DOI number : 10.26299/v04j-bj39/emem.2025.50.02

Abstract

In pediatric orthopedic surgery, children are conventionally classified into three principal age groups according to their stage of development. This framework is grounded in physiological characteristics that closely correlate with skeletal maturation, as well as in pathological features that vary depending on developmental stage. When applied to the knee joint, this approach enables the delineation of pathological profiles specific to each period of childhood. Notably, infection must always be promptly suspected in cases of febrile knee effusion, irrespective of age.

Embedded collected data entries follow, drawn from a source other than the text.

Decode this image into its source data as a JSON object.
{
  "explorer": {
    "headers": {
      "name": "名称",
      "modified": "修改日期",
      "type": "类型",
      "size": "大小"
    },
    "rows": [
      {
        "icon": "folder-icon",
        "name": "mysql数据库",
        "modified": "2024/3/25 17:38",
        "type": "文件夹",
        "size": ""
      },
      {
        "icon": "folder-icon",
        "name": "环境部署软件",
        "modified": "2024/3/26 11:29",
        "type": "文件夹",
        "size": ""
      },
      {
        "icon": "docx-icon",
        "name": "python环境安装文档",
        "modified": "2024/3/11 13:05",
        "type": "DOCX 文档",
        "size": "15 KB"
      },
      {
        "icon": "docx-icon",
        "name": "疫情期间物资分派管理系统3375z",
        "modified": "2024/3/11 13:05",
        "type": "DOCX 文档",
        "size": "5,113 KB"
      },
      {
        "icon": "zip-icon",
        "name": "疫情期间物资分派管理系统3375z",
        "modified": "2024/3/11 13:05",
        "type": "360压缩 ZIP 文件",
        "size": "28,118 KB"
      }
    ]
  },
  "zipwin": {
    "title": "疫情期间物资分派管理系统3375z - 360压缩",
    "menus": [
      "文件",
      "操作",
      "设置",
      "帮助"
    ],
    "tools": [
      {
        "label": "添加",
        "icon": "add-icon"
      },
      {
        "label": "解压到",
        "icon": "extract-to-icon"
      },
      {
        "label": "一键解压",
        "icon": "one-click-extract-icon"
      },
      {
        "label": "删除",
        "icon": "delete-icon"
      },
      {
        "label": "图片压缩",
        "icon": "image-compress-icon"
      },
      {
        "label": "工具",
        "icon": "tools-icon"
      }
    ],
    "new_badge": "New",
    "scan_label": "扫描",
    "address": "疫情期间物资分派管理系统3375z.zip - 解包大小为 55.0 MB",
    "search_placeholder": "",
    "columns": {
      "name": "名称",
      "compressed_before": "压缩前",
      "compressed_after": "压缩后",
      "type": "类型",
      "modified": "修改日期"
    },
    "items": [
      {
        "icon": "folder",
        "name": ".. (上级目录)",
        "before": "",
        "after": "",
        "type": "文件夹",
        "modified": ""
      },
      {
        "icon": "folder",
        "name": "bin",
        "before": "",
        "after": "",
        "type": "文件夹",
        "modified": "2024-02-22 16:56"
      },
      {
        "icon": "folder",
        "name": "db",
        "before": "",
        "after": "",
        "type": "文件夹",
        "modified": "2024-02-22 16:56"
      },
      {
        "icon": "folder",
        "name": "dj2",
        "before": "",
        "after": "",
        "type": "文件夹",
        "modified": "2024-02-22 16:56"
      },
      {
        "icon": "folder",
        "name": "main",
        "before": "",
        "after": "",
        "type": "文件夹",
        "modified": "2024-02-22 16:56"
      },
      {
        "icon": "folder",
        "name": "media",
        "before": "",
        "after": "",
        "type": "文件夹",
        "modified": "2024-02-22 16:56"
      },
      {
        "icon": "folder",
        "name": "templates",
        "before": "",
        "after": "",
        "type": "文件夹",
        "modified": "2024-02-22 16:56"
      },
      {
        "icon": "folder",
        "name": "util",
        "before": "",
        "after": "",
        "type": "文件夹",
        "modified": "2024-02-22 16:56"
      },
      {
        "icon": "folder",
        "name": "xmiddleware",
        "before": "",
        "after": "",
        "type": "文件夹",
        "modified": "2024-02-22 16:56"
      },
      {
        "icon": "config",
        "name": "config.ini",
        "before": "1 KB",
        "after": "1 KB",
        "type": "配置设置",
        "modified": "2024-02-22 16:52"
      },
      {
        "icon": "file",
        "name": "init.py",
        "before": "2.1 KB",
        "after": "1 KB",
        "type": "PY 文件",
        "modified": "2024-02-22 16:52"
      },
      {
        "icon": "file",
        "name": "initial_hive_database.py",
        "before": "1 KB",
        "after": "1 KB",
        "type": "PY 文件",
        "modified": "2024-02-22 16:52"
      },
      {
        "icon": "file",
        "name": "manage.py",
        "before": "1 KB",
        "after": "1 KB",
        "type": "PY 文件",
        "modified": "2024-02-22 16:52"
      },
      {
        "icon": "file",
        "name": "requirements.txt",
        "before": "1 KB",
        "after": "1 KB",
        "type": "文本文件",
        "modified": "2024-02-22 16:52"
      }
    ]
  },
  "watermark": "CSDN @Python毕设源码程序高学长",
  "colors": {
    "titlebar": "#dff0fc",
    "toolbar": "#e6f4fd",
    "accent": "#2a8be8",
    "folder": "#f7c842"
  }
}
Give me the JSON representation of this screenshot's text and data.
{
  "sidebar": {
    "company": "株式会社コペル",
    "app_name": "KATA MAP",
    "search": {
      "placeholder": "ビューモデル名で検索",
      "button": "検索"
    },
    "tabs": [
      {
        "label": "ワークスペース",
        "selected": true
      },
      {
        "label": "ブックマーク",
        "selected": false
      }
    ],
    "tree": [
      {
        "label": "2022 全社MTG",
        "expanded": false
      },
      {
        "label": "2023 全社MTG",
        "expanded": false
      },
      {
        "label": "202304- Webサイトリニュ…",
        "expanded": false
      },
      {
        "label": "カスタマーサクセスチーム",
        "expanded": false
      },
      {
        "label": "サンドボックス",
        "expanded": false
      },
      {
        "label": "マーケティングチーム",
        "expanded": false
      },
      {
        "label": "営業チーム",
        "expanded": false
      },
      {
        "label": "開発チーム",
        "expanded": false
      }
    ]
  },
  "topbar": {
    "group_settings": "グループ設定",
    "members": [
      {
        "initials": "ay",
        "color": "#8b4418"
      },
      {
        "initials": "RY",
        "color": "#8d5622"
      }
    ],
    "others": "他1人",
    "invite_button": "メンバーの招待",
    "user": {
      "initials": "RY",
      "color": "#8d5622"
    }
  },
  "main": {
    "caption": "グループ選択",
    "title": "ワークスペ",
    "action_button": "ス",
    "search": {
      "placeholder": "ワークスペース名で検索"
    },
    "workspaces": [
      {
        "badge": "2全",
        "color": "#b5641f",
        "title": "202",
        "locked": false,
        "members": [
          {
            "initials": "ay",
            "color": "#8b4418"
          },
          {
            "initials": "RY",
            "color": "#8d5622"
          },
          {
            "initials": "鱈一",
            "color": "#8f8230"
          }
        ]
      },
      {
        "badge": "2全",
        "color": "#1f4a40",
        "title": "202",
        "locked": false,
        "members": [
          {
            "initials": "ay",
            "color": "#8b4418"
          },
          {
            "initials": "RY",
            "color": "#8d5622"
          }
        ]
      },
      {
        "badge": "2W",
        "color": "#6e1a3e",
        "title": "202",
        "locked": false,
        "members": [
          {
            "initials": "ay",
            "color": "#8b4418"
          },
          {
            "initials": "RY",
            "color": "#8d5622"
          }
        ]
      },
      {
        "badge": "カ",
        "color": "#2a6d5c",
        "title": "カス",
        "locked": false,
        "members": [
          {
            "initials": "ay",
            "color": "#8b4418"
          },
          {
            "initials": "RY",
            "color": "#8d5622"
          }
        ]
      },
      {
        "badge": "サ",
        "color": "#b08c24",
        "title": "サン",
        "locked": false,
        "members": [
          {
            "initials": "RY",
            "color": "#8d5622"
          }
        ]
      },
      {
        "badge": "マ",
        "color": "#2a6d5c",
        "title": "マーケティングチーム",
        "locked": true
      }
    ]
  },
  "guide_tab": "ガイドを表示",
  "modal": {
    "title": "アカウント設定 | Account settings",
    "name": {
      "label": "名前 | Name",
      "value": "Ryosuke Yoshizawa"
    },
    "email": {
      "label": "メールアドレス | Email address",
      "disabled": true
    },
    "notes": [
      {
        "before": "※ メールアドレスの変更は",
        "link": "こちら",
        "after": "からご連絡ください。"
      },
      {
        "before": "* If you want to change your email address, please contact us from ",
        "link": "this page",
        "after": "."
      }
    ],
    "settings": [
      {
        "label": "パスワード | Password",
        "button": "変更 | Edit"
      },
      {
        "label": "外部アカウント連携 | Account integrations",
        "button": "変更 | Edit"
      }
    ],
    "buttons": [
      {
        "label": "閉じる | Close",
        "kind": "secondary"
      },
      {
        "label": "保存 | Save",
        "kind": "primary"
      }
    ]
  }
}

During early childhood (0–2 years), the most frequently encountered conditions are congenital anomalies, including congenital knee dislocation and ligamentous agenesis. Although these disorders are rare, they often require early, specialized intervention to optimize functional outcomes.
Childhood (3–10 years) is predominantly characterized by developmental and growth-related disorders, particularly axial deformities such as genu valgum and genu varum. These conditions necessitate vigilant follow-up and, in selected cases, timely surgical.
Adolescence (11–18 years) represents a period of heightened physical activity, which largely accounts for the predominance of traumatic knee pathologies, including epiphyseal fractures, ligamentous avulsions, and meniscal injuries. The persistence of the growth plate during this stage mandates therapeutic strategies that carefully balance corrective intervention with preservation of the physis.
Collectively, regardless of etiology, pediatric knee disorders require a management approach — both surgical and holistic — that is meticulously tailored to the child’s age and developmental status.